Unnamed: 0,GENDER,DONORS
0,ANY,7
1,female,7


We just show that the population considered in this example contains 7 individuals, which means that the API is going to analyze ⁓28 millions variants. As you can imagine, finding the rarest variants in this set, requires some time. In this case it will take ~1m to answer the request (execution time can be estimated roughly as 8 sec * < size of population >). If you wish to reduce further the population size, you can add constraints, for example on the DNA source type (blood/lcl), or also increase the region constraints.

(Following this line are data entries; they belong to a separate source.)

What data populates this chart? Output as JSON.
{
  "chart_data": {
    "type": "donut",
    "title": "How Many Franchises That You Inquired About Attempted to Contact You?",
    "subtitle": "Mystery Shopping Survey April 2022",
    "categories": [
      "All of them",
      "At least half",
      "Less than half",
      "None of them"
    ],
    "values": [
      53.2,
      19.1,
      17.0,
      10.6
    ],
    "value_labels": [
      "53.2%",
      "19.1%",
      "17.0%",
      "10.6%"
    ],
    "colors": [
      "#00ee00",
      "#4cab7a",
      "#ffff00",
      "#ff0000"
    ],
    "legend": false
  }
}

# Find the rarest variants

Continuing with the initial goal, we are going to POST \rarest_variants. Before doing so, add a few more parameters (optional) saying to return the 30 rarest variants from each genomic variation data source and to filter out the variants having frequency less than 0.99%.

In [4]:
rv_param = population.copy()
rv_param['filter_output'] = {
    'limit': 30,
    'min_frequency': 0.0099
}
# send the request
rarest_request = requests.post('http://geco.deib.polimi.it/popstudy/api/rarest_variants', json=rv_param)
print(' response status code: {}'.format(rarest_request.status_code))
rarest_response_body = rarest_request.json()

response status code: 200


# Inspect response data:
The response includes the 30 rarest mutations (from each data source) found in the individuals of the selected population with frequency greater or equal to 0.99% ordered by ascending frequency and occurrence of the variant.

In [5]:
columns = rarest_response_body['columns']
rows = rarest_response_body['rows']
df = pd.DataFrame.from_records(rows, columns=columns)
df.fillna(value='', inplace=True)    # replaces Nones (== any value) with ''
df['POSITIVE_RATIO'] = df.apply(lambda r: r['POSITIVE_DONORS']/r['POPULATION_SIZE'], axis=1)  # positive donors / population size
df

Unnamed: 0,CHROM,START,REF,ALT,POPULATION_SIZE,POSITIVE_DONORS,OCCURRENCE_OF_VARIANT,FREQUENCY_OF_VARIANT,POSITIVE_RATIO
0,1,86191,G,A,7,1,1,0.071429,0.142857
1,1,88709,C,G,7,1,1,0.071429,0.142857
2,1,86027,T,C,7,1,1,0.071429,0.142857
3,1,86064,G,C,7,1,1,0.071429,0.142857
4,1,82608,C,G,7,1,1,0.071429,0.142857
5,1,87408,C,T,7,1,1,0.071429,0.142857
6,1,13115,T,G,7,1,1,0.071429,0.142857
7,1,64512,G,,7,1,1,0.071429,0.142857
8,1,74791,G,A,7,1,1,0.071429,0.142857
9,1,72525,A,G,7,1,1,0.071429,0.142857


Note that FREQUENCY_OF_VARIANT in the above result is half the POSITIVE_RATIO. This means that the the variant described is heterozygous in the selected population.